Friday, July 13, 2012
The Forsaken by Lisa M. Stasse
As an obedient orphan of the U.N.A. (the super-country that was once Mexico, the U.S., and Canada), Alenna learned at an early age to blend in and be quiet—having your parents taken by the police will do that to a girl. But Alenna can’t help but stand out when she fails a test that all sixteen-year-olds have to take: The test says she has a high capacity for brutal violence, and so she is sent to The Wheel, an island where all would-be criminals end up.
The life expectancy of prisoners on The Wheel is just two years, but with dirty, violent, and chaotic conditions, the time seems a lot longer as Alenna is forced to deal with civil wars for land ownership and machines that snatch kids out of their makeshift homes. Desperate, she and the other prisoners concoct a potentially fatal plan to flee the island. Survival may seem impossible, but Alenna is determined to achieve it anyway.

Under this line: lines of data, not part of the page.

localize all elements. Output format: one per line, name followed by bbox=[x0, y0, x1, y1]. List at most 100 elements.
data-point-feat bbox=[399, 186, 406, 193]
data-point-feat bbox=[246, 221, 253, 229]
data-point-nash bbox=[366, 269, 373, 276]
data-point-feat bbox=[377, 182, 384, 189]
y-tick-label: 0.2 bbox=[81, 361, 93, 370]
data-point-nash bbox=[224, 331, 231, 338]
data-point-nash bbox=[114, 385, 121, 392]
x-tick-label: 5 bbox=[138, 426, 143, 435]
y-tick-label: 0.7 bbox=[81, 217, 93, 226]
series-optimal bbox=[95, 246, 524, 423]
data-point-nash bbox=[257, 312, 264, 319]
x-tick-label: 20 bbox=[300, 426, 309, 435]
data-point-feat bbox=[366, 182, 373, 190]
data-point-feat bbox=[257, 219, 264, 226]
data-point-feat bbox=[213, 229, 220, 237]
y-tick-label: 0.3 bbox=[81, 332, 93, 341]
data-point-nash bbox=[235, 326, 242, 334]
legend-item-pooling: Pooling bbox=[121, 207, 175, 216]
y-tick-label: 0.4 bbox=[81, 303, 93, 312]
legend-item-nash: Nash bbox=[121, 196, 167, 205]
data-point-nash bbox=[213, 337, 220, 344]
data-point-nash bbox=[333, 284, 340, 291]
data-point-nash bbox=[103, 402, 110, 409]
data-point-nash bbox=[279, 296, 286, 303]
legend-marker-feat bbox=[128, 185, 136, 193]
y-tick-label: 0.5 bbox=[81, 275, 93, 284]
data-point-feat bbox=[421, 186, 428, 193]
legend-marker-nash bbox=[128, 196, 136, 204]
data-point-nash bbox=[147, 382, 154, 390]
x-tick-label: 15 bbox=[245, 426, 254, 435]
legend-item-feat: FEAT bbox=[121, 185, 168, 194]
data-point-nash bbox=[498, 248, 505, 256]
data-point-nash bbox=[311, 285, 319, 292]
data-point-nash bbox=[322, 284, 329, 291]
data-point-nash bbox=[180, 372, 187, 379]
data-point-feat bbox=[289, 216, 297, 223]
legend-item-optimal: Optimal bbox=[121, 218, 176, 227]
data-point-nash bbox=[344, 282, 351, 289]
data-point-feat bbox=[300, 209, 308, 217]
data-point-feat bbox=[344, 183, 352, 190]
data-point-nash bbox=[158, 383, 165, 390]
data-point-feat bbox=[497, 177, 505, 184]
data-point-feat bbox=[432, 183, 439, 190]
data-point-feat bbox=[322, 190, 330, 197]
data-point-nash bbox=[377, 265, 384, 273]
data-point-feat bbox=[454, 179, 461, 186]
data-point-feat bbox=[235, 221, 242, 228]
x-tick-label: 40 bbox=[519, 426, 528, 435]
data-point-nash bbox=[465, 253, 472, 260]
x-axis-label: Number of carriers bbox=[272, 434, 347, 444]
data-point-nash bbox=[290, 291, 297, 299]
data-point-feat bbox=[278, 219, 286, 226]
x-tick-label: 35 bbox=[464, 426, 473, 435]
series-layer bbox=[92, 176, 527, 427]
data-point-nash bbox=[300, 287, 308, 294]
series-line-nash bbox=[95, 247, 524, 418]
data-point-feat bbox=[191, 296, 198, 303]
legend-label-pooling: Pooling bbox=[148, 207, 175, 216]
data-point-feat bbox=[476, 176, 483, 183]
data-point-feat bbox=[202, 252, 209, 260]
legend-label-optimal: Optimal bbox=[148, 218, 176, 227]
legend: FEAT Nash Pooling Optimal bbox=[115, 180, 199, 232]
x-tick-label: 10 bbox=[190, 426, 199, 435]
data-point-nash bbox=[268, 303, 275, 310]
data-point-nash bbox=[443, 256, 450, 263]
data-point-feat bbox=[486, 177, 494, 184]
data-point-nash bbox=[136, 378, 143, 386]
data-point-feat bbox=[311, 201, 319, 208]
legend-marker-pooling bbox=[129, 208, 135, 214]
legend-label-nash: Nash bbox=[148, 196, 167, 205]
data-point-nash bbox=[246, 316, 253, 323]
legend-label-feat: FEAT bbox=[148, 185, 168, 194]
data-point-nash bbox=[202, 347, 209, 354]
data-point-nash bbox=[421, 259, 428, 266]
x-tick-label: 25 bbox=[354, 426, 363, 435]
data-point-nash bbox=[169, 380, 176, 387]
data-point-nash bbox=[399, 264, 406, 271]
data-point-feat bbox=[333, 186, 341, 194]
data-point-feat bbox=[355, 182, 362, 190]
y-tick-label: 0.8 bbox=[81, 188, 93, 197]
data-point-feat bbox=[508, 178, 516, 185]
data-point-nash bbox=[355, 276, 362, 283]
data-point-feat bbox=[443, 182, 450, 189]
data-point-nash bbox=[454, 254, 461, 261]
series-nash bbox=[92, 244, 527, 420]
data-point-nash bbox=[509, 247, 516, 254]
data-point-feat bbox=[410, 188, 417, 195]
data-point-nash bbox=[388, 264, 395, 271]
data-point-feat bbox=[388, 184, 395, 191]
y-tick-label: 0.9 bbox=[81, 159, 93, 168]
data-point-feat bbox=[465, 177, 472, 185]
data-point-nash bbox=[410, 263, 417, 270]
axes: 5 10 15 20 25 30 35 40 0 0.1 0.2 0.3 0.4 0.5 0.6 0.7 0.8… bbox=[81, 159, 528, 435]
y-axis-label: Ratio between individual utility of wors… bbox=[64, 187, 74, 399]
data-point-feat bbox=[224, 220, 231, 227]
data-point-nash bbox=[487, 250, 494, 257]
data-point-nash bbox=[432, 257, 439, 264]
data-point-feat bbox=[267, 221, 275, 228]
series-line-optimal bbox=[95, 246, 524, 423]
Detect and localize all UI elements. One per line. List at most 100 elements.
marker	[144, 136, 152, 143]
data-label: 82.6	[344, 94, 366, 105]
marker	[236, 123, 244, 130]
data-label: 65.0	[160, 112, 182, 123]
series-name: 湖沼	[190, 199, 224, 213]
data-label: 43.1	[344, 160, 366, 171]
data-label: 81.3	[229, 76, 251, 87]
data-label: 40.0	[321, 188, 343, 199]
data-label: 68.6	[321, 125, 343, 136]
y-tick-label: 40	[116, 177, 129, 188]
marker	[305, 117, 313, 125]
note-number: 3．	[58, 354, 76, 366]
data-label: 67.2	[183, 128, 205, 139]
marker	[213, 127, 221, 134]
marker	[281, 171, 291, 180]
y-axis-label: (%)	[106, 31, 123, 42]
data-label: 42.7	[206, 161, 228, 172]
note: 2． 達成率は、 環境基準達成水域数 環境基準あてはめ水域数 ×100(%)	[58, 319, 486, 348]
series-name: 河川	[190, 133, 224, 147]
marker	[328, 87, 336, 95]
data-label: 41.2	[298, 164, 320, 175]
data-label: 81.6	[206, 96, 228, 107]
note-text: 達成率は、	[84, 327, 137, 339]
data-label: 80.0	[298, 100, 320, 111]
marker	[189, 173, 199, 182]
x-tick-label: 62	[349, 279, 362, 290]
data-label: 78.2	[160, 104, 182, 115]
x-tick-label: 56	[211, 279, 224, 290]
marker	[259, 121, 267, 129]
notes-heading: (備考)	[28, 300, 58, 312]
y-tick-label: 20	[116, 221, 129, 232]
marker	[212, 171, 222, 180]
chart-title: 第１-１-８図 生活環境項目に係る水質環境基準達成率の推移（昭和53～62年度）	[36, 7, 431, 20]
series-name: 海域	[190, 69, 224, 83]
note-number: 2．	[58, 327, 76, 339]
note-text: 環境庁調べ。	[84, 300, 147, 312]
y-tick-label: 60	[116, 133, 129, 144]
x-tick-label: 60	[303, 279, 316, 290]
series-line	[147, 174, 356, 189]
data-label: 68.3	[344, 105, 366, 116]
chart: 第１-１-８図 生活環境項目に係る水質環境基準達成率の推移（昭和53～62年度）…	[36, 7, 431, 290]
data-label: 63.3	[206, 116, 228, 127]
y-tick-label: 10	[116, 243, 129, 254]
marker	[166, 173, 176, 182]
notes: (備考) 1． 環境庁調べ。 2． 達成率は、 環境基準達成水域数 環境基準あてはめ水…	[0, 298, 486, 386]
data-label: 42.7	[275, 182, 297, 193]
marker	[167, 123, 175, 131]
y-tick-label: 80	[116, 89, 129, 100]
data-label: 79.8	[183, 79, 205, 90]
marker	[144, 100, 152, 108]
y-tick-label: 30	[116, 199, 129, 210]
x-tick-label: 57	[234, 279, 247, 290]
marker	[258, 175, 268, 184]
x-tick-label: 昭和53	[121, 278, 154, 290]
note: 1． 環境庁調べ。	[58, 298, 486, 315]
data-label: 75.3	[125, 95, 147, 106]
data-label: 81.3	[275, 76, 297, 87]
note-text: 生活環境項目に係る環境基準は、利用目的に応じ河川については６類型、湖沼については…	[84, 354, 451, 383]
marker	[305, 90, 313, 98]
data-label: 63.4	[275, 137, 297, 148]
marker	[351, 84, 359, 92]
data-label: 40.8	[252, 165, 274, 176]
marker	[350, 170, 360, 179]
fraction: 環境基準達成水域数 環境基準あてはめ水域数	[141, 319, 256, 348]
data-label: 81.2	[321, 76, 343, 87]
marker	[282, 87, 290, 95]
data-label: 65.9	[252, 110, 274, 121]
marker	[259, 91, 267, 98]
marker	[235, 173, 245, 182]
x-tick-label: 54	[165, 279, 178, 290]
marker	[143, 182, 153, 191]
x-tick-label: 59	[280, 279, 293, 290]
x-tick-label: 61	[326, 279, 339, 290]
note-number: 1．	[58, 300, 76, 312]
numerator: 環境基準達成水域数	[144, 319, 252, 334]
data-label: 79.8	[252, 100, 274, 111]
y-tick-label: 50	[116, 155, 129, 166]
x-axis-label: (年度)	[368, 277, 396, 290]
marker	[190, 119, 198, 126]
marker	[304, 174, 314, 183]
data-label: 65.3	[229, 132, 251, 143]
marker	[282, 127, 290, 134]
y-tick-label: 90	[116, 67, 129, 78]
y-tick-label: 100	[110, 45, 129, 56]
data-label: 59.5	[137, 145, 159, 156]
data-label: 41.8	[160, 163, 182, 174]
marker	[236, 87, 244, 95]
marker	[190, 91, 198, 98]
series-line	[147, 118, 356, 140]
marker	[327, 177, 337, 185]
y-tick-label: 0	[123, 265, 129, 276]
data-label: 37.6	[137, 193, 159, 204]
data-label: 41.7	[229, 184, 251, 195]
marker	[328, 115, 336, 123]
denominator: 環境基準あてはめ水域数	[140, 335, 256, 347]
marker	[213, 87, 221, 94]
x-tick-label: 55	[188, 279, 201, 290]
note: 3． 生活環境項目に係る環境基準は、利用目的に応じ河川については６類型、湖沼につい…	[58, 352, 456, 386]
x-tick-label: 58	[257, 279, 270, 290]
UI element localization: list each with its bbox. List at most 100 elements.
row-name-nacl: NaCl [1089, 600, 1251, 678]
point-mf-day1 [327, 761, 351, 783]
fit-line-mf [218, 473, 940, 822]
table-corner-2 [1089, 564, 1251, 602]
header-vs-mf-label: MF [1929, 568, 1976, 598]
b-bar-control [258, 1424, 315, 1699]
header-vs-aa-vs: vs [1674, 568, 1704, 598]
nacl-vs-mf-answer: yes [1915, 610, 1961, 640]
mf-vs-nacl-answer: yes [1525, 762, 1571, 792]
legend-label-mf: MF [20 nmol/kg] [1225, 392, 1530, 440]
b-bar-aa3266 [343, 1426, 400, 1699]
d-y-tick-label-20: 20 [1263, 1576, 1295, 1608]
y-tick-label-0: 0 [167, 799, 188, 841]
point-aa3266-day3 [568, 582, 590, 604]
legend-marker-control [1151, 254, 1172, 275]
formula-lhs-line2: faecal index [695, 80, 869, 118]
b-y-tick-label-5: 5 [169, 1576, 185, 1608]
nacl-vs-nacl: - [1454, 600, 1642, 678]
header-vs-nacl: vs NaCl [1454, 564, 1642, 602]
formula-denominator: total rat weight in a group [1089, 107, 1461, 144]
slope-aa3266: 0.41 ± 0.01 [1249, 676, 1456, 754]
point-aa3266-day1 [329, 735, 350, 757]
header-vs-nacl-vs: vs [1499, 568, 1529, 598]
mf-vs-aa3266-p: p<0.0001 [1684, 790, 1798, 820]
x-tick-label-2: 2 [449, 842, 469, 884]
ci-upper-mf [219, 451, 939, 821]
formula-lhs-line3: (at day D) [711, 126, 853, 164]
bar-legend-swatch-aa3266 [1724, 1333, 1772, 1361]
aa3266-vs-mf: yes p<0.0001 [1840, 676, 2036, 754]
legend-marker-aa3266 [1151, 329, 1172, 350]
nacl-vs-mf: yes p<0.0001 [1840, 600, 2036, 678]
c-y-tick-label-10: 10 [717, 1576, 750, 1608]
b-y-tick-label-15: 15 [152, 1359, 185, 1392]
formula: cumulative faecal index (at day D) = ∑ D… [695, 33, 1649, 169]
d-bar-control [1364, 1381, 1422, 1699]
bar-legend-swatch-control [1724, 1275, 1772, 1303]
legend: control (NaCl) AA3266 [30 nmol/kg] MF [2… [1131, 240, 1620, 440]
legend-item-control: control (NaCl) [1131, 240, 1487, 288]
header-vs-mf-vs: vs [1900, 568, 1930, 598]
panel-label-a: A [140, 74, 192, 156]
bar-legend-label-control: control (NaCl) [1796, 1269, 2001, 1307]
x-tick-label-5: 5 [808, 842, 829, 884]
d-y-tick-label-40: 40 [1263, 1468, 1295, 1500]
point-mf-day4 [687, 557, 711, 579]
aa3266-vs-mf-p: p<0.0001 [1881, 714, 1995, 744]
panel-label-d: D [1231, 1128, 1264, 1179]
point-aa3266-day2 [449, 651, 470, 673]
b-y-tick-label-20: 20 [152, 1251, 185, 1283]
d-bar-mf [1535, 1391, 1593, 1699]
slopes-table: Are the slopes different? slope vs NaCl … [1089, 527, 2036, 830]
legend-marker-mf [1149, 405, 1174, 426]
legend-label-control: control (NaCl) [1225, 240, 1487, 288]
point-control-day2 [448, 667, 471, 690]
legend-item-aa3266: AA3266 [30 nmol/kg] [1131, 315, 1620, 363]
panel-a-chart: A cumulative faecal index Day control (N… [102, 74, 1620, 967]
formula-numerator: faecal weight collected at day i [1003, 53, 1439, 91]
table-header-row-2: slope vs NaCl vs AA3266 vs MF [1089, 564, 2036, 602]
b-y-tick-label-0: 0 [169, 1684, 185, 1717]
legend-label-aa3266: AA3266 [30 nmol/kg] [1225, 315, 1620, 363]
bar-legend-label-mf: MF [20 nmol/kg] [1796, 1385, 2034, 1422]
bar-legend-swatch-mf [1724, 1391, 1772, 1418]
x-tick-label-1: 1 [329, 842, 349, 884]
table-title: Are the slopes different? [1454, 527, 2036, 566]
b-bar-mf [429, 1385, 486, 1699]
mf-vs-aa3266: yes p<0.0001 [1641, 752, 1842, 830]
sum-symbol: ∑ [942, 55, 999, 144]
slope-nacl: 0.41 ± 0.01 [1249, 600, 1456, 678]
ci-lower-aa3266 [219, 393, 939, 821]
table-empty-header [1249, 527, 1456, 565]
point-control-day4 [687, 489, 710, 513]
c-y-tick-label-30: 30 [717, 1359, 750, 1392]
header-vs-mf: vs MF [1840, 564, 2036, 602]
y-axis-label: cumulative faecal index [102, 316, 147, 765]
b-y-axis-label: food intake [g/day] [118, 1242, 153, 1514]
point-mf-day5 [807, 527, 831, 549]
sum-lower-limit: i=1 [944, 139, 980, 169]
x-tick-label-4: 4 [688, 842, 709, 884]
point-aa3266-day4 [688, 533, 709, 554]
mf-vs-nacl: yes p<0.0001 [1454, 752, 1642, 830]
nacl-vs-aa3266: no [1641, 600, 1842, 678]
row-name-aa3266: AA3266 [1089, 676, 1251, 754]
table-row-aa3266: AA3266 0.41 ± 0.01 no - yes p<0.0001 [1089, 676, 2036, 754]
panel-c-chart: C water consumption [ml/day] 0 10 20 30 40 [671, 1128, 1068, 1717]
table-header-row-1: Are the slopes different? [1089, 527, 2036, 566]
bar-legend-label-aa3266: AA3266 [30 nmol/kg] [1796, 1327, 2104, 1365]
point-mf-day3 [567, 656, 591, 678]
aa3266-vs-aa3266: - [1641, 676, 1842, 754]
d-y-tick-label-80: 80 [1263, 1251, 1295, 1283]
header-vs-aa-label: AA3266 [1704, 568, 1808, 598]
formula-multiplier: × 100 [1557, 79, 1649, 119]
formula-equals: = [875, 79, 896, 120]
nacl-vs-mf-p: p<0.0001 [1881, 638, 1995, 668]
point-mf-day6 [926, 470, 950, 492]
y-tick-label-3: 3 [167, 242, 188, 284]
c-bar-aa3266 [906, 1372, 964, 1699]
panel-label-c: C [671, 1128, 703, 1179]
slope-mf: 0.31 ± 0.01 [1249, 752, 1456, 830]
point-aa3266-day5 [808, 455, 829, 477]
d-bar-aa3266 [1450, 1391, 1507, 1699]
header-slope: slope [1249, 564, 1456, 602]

The Forsaken will probably get more The Hunger Games comparisons than some of its dystopian contemporaries because of the whole "kids killing kids" thing, but from my perspective, the two are primarily similar in that while I like them both, I'm not over-the-moon with either.
My issue with many other dystopian books I've read is that the setting doesn't make a whole lot of sense, but I actually really like this premise. There's a nice blend of technology and wilderness; the combination results in a occasionally bizarre feel just because The Wheel and everywhere else are so different, but it's cool to see the contrast nonetheless. I only wish there was a bit more about Alenna's life before The Wheel since, while I appreciate that she goes there early and the action begins more quickly, I think establishing a more solid introduction to the "evil" part of the world would have helped. Still, I understand why it wasn't, since The Wheel has enough politics and issues on its own, all of which are compelling. I enjoyed reading about all the inhabitants' constant paranoia and mistrust, as well as their bloodthirsty sides, since it made The Forsaken have constant tension and action even though the larger threat didn't appear until far too late.
I'm a bit less enthused about the characters, though. I like Alenna well enough, mostly because it takes a reasonable amount of time for her to transition from "I just want someone to pick me up off this island" to "I will fight my way off the island." It's a nice change, one that shows her faults and strengths in equal measure, and thus makes her rather sympathetic. Some of her peers, though, man. She and her love interest have no chemistry whatsoever, and her fixation on him honestly just made me mad because he's so boring and their relationship moves far too quickly. I liked the guy who should have been more of a love interest far more, since he has some ambiguity that makes his actions more intriguing than everyone else's. The rest of the cast just didn't sit well with me; some of their actions seem unfounded and for some reason their dialogue just seemed off. Maybe it's their penchant for exclamation points, but whatever it was, I just wasn't a fan.
The characters, besides Alenna, leave much to be desired, but the premise and action, plus the promise of excitement in future installments, made The Forsaken at least enjoyable for me.